Dixi v. Glantalboden
Dixi v. Glantalboden

Für die Wasserarbeit bietet ein genügend tiefer Teich mit Schilfbewuchs aber auch freien Flächen oder ein Gerinne mit schwacher Strömung, die nötigen Grundvoraussetzungen.

 

Stöbern im Schilfwasser, der Hund soll das Wasser freudig annehmen und schwimmend die Schilfpartien unter Ausnützung des Windes gründlich absuchen. Er soll sich dabei vom HF leiten lassen.

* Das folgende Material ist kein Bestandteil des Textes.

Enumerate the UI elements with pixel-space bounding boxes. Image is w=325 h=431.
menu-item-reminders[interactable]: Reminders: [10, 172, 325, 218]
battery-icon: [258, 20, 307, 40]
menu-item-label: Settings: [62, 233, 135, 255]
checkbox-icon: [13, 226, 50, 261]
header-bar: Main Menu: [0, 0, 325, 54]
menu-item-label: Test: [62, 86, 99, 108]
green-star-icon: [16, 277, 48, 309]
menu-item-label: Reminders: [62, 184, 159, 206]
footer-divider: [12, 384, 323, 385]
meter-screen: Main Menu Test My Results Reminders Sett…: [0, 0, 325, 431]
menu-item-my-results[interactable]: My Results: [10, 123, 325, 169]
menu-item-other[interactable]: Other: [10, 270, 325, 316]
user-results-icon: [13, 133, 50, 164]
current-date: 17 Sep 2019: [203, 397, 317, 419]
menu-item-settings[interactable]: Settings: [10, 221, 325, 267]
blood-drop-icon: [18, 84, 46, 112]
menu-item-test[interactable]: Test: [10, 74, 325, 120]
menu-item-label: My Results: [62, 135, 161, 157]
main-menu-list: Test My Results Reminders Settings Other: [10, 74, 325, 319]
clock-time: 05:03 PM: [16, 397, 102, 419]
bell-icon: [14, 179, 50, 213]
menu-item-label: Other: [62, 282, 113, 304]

Ständiges Einwirken durch den HF ist nicht erwünscht.

 

Beim Stöbern hinter der Ente muss der Hund die im Schilf gedrückte Ente auf der Schwimmspur oder unter Ausnützung des Windes, suchen und aus der Deckung drücken. Fehlerhaft ist planloses freies Herumstöbern, Verlieren des Nasenkontaktes zur Ente und vorzeitiges Abbrechender Suche.

Imo v.d. Nordkette
Imo v.d. Nordkette

Bringen aus tiefem Wasser. Nach Abgabe eines Schusses aus einem Jagdgewehr wird eine tote Ente ins Wasser geworfen. Der HF ist etwa drei Meter vom Ufer zu postieren und hat dort stehen zu bleiben. Er kann nun seinen Hund mit einem Bringbefehl ins Wasser schicken. Dieser soll auf dem kürzesten Weg zur Ente schwimmen, hat sie rasch aufzunehmen, zu bringen und sitzend abzugeben. Wiederholte Befehle des HF, abschütteln beim Ausstieg aus dem Wasser, ablegen der Ente am Ufer etwa ziehen eine schlechtere Benotung nach sich.